Learn about your triggers

This may take some time to work out what’s really irking you, but it can support you to become way less reactive. Over a period of time, aim to develop a part of you that ‘observes’ what you’re thinking, feeling and doing. Instead of allowing yourself to react, notice each time you were about to react and make a note of it. When the situation has calmed, look back at your reactions and aim to understand the underlying emotion that may be triggering you. Next time you feel you’re about to react, you can recognize it for what it is: just a trigger.

Refill your energy

Feeling drained and depleted can make you more reactive than normal because you have fewer energy supplies to draw on. Build activities into your week that will replenish rather than drain you. This may involve static, calming things such as meditation or mindfulness; dynamic activities such as exercise and fitness; and creative pursuits such as writing, drawing, coloring, cooking or gardening. Or it may simply mean taking some time out to check in with yourself and see how you’re feeling so you can aim to feel more grounded and in tune with yourself. Take care of your well-being: exercise, sleep and eat well, relax, meditate and so on.

Respond; don’t react. 

There’s a MAJOR difference between these two words (respond and react) philosophies.  See, reactions don’t require thought.  They’re knee-jerk reflexes.  Responses, on the other hand, are more thought-out.  They’re mindful and reflective.

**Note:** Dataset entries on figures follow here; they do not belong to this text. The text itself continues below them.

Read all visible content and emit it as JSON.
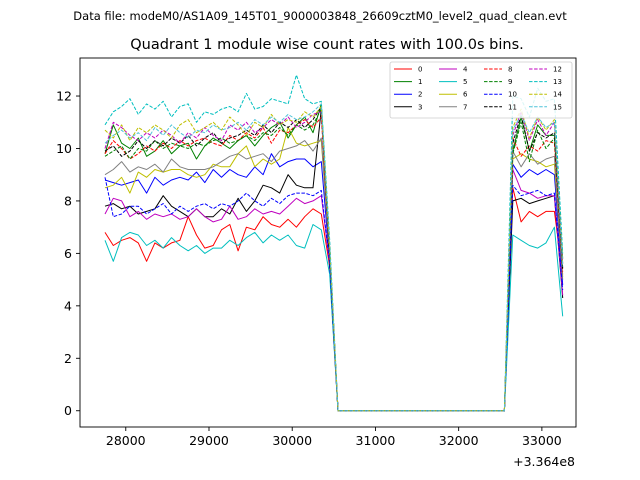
{
  "chart_data": {
    "type": "line",
    "suptitle": "Data file: modeM0/AS1A09_145T01_9000003848_26609cztM0_level2_quad_clean.evt",
    "title": "Quadrant 1 module wise count rates with 100.0s bins.",
    "xlabel": "",
    "ylabel": "",
    "offset_label": "+3.364e8",
    "xlim": [
      27450,
      33410
    ],
    "ylim": [
      -0.62,
      13.45
    ],
    "xticks": [
      28000,
      29000,
      30000,
      31000,
      32000,
      33000
    ],
    "yticks": [
      0,
      2,
      4,
      6,
      8,
      10,
      12
    ],
    "x_start": 27750,
    "bin": 100,
    "legend_position": "upper right",
    "series": [
      {
        "name": "0",
        "color": "#ff0000",
        "dash": false,
        "values": [
          6.8,
          6.3,
          6.5,
          6.6,
          6.4,
          5.7,
          6.4,
          6.2,
          6.4,
          6.5,
          7.4,
          6.7,
          6.2,
          6.3,
          6.9,
          7.1,
          6.1,
          7.0,
          6.9,
          7.4,
          7.1,
          7.0,
          7.3,
          7.0,
          7.4,
          7.7,
          7.5,
          5.5,
          0,
          0,
          0,
          0,
          0,
          0,
          0,
          0,
          0,
          0,
          0,
          0,
          0,
          0,
          0,
          0,
          0,
          0,
          0,
          0,
          0,
          8.5,
          7.2,
          7.6,
          7.4,
          7.6,
          7.6,
          5.2
        ]
      },
      {
        "name": "1",
        "color": "#008000",
        "dash": false,
        "values": [
          9.8,
          10.9,
          10.2,
          10.0,
          10.4,
          9.7,
          9.9,
          10.3,
          9.8,
          10.1,
          10.2,
          9.6,
          10.1,
          10.4,
          10.2,
          10.0,
          10.3,
          10.5,
          10.1,
          10.5,
          10.8,
          11.0,
          10.4,
          10.9,
          11.2,
          10.6,
          11.7,
          6.1,
          0,
          0,
          0,
          0,
          0,
          0,
          0,
          0,
          0,
          0,
          0,
          0,
          0,
          0,
          0,
          0,
          0,
          0,
          0,
          0,
          0,
          9.9,
          11.2,
          9.9,
          10.9,
          10.5,
          10.5,
          5.8
        ]
      },
      {
        "name": "2",
        "color": "#0000ff",
        "dash": false,
        "values": [
          8.8,
          8.7,
          8.6,
          8.7,
          8.8,
          8.3,
          8.9,
          8.6,
          8.8,
          8.9,
          8.8,
          9.1,
          8.7,
          9.2,
          8.9,
          9.2,
          9.0,
          8.9,
          9.3,
          9.0,
          9.8,
          9.3,
          9.5,
          9.6,
          9.6,
          9.3,
          9.5,
          5.7,
          0,
          0,
          0,
          0,
          0,
          0,
          0,
          0,
          0,
          0,
          0,
          0,
          0,
          0,
          0,
          0,
          0,
          0,
          0,
          0,
          0,
          9.4,
          8.9,
          9.2,
          9.0,
          9.2,
          9.0,
          4.8
        ]
      },
      {
        "name": "3",
        "color": "#000000",
        "dash": false,
        "values": [
          7.8,
          7.9,
          7.7,
          7.8,
          7.5,
          7.6,
          7.7,
          8.2,
          7.8,
          7.6,
          7.4,
          7.7,
          7.4,
          7.4,
          7.7,
          7.5,
          8.1,
          7.6,
          8.0,
          8.6,
          8.5,
          8.3,
          9.0,
          8.6,
          8.5,
          8.5,
          11.5,
          5.4,
          0,
          0,
          0,
          0,
          0,
          0,
          0,
          0,
          0,
          0,
          0,
          0,
          0,
          0,
          0,
          0,
          0,
          0,
          0,
          0,
          0,
          8.0,
          8.1,
          7.9,
          8.0,
          8.1,
          8.2,
          4.3
        ]
      },
      {
        "name": "4",
        "color": "#bf00bf",
        "dash": false,
        "values": [
          7.5,
          8.1,
          8.0,
          7.4,
          7.6,
          7.3,
          7.5,
          7.4,
          7.5,
          7.3,
          7.4,
          7.7,
          7.4,
          7.2,
          7.3,
          7.8,
          7.3,
          7.4,
          7.7,
          7.5,
          7.6,
          7.5,
          7.8,
          8.1,
          7.9,
          8.0,
          8.2,
          5.6,
          0,
          0,
          0,
          0,
          0,
          0,
          0,
          0,
          0,
          0,
          0,
          0,
          0,
          0,
          0,
          0,
          0,
          0,
          0,
          0,
          0,
          9.2,
          8.4,
          8.3,
          8.1,
          8.2,
          8.2,
          4.4
        ]
      },
      {
        "name": "5",
        "color": "#00bfbf",
        "dash": false,
        "values": [
          6.5,
          5.7,
          6.6,
          6.8,
          6.7,
          6.3,
          6.5,
          6.2,
          6.6,
          6.3,
          6.1,
          6.3,
          6.0,
          6.2,
          6.2,
          6.5,
          6.3,
          6.6,
          6.8,
          6.4,
          6.7,
          6.5,
          6.7,
          6.3,
          6.2,
          7.1,
          6.9,
          5.2,
          0,
          0,
          0,
          0,
          0,
          0,
          0,
          0,
          0,
          0,
          0,
          0,
          0,
          0,
          0,
          0,
          0,
          0,
          0,
          0,
          0,
          6.7,
          6.5,
          6.3,
          6.2,
          6.4,
          7.0,
          3.6
        ]
      },
      {
        "name": "6",
        "color": "#bfbf00",
        "dash": false,
        "values": [
          8.5,
          8.6,
          8.9,
          8.3,
          9.1,
          8.9,
          9.2,
          9.1,
          9.2,
          9.2,
          9.0,
          8.9,
          9.0,
          9.4,
          9.3,
          9.3,
          9.8,
          10.1,
          9.3,
          9.6,
          9.4,
          9.6,
          10.8,
          10.2,
          10.1,
          10.2,
          10.3,
          5.9,
          0,
          0,
          0,
          0,
          0,
          0,
          0,
          0,
          0,
          0,
          0,
          0,
          0,
          0,
          0,
          0,
          0,
          0,
          0,
          0,
          0,
          9.6,
          9.8,
          9.6,
          9.5,
          9.3,
          9.4,
          5.1
        ]
      },
      {
        "name": "7",
        "color": "#808080",
        "dash": false,
        "values": [
          9.0,
          9.2,
          9.5,
          9.1,
          9.3,
          9.2,
          9.4,
          9.1,
          9.6,
          9.3,
          9.2,
          9.2,
          9.2,
          9.3,
          9.5,
          9.7,
          9.8,
          9.6,
          9.7,
          9.8,
          9.5,
          9.9,
          10.0,
          10.1,
          10.3,
          9.9,
          10.4,
          5.9,
          0,
          0,
          0,
          0,
          0,
          0,
          0,
          0,
          0,
          0,
          0,
          0,
          0,
          0,
          0,
          0,
          0,
          0,
          0,
          0,
          0,
          9.9,
          9.3,
          9.8,
          9.4,
          9.6,
          9.7,
          5.0
        ]
      },
      {
        "name": "8",
        "color": "#ff0000",
        "dash": true,
        "values": [
          9.8,
          10.3,
          10.0,
          9.6,
          9.8,
          10.1,
          9.9,
          10.2,
          10.0,
          10.3,
          10.1,
          10.3,
          10.4,
          10.2,
          10.1,
          10.5,
          10.3,
          10.6,
          10.4,
          10.8,
          10.2,
          10.7,
          10.6,
          10.9,
          11.1,
          10.8,
          11.2,
          6.0,
          0,
          0,
          0,
          0,
          0,
          0,
          0,
          0,
          0,
          0,
          0,
          0,
          0,
          0,
          0,
          0,
          0,
          0,
          0,
          0,
          0,
          10.4,
          9.7,
          10.1,
          9.9,
          10.3,
          10.2,
          5.3
        ]
      },
      {
        "name": "9",
        "color": "#008000",
        "dash": true,
        "values": [
          9.7,
          9.9,
          10.1,
          9.6,
          10.0,
          9.9,
          10.3,
          10.0,
          10.2,
          10.1,
          10.0,
          10.2,
          10.1,
          10.3,
          10.4,
          10.2,
          10.3,
          10.5,
          10.3,
          10.6,
          10.5,
          10.8,
          10.5,
          10.9,
          10.7,
          10.9,
          11.5,
          6.0,
          0,
          0,
          0,
          0,
          0,
          0,
          0,
          0,
          0,
          0,
          0,
          0,
          0,
          0,
          0,
          0,
          0,
          0,
          0,
          0,
          0,
          9.8,
          11.0,
          9.5,
          10.7,
          10.0,
          10.4,
          5.4
        ]
      },
      {
        "name": "10",
        "color": "#0000ff",
        "dash": true,
        "values": [
          8.9,
          7.4,
          7.5,
          7.8,
          7.8,
          7.5,
          7.7,
          7.9,
          7.5,
          7.8,
          7.6,
          7.8,
          7.9,
          7.7,
          7.9,
          7.8,
          8.0,
          8.3,
          8.0,
          7.8,
          8.1,
          7.9,
          8.2,
          8.3,
          8.3,
          8.2,
          8.4,
          5.6,
          0,
          0,
          0,
          0,
          0,
          0,
          0,
          0,
          0,
          0,
          0,
          0,
          0,
          0,
          0,
          0,
          0,
          0,
          0,
          0,
          0,
          8.6,
          8.2,
          8.3,
          8.4,
          8.2,
          8.3,
          4.6
        ]
      },
      {
        "name": "11",
        "color": "#000000",
        "dash": true,
        "values": [
          9.9,
          10.1,
          9.7,
          9.9,
          10.3,
          10.0,
          10.3,
          10.1,
          10.4,
          10.2,
          10.5,
          10.1,
          10.4,
          10.6,
          10.2,
          10.4,
          10.5,
          10.7,
          10.5,
          10.9,
          10.6,
          11.0,
          10.8,
          11.1,
          10.8,
          11.1,
          11.6,
          6.0,
          0,
          0,
          0,
          0,
          0,
          0,
          0,
          0,
          0,
          0,
          0,
          0,
          0,
          0,
          0,
          0,
          0,
          0,
          0,
          0,
          0,
          10.2,
          11.3,
          9.9,
          10.6,
          10.4,
          10.6,
          5.4
        ]
      },
      {
        "name": "12",
        "color": "#bf00bf",
        "dash": true,
        "values": [
          10.0,
          11.0,
          10.8,
          10.5,
          10.3,
          10.6,
          10.4,
          10.7,
          10.5,
          10.2,
          10.6,
          10.4,
          10.8,
          10.5,
          10.3,
          10.9,
          10.7,
          11.0,
          10.6,
          10.8,
          11.1,
          10.9,
          11.2,
          10.8,
          11.0,
          11.3,
          11.4,
          6.3,
          0,
          0,
          0,
          0,
          0,
          0,
          0,
          0,
          0,
          0,
          0,
          0,
          0,
          0,
          0,
          0,
          0,
          0,
          0,
          0,
          0,
          10.5,
          11.4,
          10.3,
          11.1,
          10.5,
          11.0,
          5.6
        ]
      },
      {
        "name": "13",
        "color": "#00bfbf",
        "dash": true,
        "values": [
          10.9,
          11.4,
          11.6,
          11.9,
          11.3,
          11.7,
          11.5,
          11.8,
          11.2,
          11.6,
          11.7,
          11.0,
          11.4,
          11.3,
          11.5,
          11.6,
          11.4,
          12.1,
          11.5,
          11.6,
          11.9,
          11.8,
          11.7,
          12.8,
          11.9,
          11.7,
          11.8,
          6.5,
          0,
          0,
          0,
          0,
          0,
          0,
          0,
          0,
          0,
          0,
          0,
          0,
          0,
          0,
          0,
          0,
          0,
          0,
          0,
          0,
          0,
          12.0,
          11.9,
          11.2,
          12.3,
          11.8,
          11.9,
          6.0
        ]
      },
      {
        "name": "14",
        "color": "#bfbf00",
        "dash": true,
        "values": [
          10.7,
          10.4,
          10.9,
          10.3,
          10.8,
          10.6,
          10.9,
          10.7,
          10.4,
          10.9,
          11.1,
          10.6,
          10.8,
          11.0,
          10.7,
          11.2,
          10.9,
          10.5,
          11.0,
          10.8,
          11.3,
          10.9,
          11.1,
          11.0,
          11.4,
          11.2,
          11.6,
          6.2,
          0,
          0,
          0,
          0,
          0,
          0,
          0,
          0,
          0,
          0,
          0,
          0,
          0,
          0,
          0,
          0,
          0,
          0,
          0,
          0,
          0,
          10.8,
          11.5,
          10.4,
          11.2,
          10.7,
          11.1,
          5.6
        ]
      },
      {
        "name": "15",
        "color": "#4fc3d9",
        "dash": true,
        "values": [
          10.2,
          10.5,
          10.7,
          10.4,
          10.6,
          10.3,
          10.8,
          10.5,
          10.9,
          10.6,
          10.4,
          10.7,
          10.6,
          10.9,
          10.7,
          10.8,
          11.0,
          10.7,
          11.1,
          10.9,
          11.2,
          11.0,
          11.3,
          11.1,
          11.2,
          11.4,
          11.7,
          6.2,
          0,
          0,
          0,
          0,
          0,
          0,
          0,
          0,
          0,
          0,
          0,
          0,
          0,
          0,
          0,
          0,
          0,
          0,
          0,
          0,
          0,
          10.7,
          11.3,
          10.6,
          11.2,
          10.8,
          11.0,
          5.5
        ]
      }
    ]
  }
}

So, it’s important to first recognize that you always have a choice: to either react or respond.  To resist the impulse.

Here are four solid questions to ask yourself:

  • Why do I feel this way?
  • What kinds of things am I reactive to?
  • What would be an appropriate way to respond?
  • What are the emotional triggers that generate anxiety inside me that prevent me from listening well?

Also, when you communicate, be gentle and compassionate. Before you speak, ask yourself the following questions about what you are going to say:

  • Is it true?
  • Is it kind?
  • Is it going to land well?
  • Is it the right time to say it?

If the answer is no, you may seriously consider not to say it. Silence at that moment can be powerful than words.